Novel immunoengineering strategies have set a new standard in the field of transplantation, and we believe that future immunosuppression protocols should shift from systemic to local immune modulating strategies. Shifting to local delivery systems that allow multi-targeted strategies to modulate the immune response in the transplant microenvironment will address the limitations of current encapsulation technologies for clinical cell transplantation. Promoting these new methodologies will ultimately lead to clinically significant increases in treatment quality resulting in overall improved patient care.

Article highlights

  • The requirement of systemic immunosuppression to prevent transplant rejection is a major hurdle in allotransplantation.

  • Novel immunoengineering strategies offer a unique opportunity to prevent transplant rejection without the adverse events of systemic immunosuppression regimens.

  • Localized immunosuppression represents a targeted approach to tackle immune rejection specifically at the graft site.

  • Local immunomodulation is designed to achieve antigen-specific tolerance and maintenance of Tregs as opposed to immunosuppression.

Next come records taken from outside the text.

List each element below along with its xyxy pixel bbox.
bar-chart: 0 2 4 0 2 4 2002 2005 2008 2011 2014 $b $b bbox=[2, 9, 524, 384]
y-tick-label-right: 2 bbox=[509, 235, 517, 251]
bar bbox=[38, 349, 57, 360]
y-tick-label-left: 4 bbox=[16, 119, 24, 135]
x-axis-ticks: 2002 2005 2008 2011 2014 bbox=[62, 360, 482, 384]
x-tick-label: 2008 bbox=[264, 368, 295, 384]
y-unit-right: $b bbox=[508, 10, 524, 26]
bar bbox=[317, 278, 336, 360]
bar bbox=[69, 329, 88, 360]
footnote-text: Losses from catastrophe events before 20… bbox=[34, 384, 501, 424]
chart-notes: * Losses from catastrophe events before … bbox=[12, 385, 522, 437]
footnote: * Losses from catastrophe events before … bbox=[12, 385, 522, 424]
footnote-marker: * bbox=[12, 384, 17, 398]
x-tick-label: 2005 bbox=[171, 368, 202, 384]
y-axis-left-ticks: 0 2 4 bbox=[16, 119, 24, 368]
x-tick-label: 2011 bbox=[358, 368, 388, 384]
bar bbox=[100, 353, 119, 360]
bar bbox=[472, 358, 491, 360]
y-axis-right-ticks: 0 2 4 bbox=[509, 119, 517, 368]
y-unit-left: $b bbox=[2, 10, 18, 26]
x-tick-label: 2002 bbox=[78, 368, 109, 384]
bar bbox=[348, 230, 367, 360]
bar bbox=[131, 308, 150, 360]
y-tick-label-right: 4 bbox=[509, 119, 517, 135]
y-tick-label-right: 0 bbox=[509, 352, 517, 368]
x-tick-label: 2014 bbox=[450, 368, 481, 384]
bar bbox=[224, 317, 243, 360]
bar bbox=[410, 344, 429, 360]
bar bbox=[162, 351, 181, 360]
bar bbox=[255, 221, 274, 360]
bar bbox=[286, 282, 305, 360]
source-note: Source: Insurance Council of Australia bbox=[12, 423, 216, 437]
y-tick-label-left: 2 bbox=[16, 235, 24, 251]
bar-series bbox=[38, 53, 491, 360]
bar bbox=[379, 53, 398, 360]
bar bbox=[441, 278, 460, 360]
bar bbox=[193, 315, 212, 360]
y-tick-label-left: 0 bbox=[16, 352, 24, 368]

  • The future of transplant rejection lies in the shift from systemic to local immune modulating strategies to promote transplant tolerance in a safe an effective manner.

Declaration of interest

J Paez-Mayorga, C Ying Xuan Chua, and A Grattoni are inventors of intellectual properties licensed by NanoGland, LLC. The authors have no other relevant affiliations or financial involvement with any organization or entity with a financial interest in or financial conflict with the subject matter or materials discussed in the manuscript apart from those disclosed.

Reviewer disclosures

Peer reviewers on this manuscript have no relevant financial or other relationships to disclose.

Additional information

Funding

This paper was funded by the Juvenile Diabetes Research Foundation (JDRF 2-SRA-2021-1078-S-B) and Vivian L. Smith Foundation.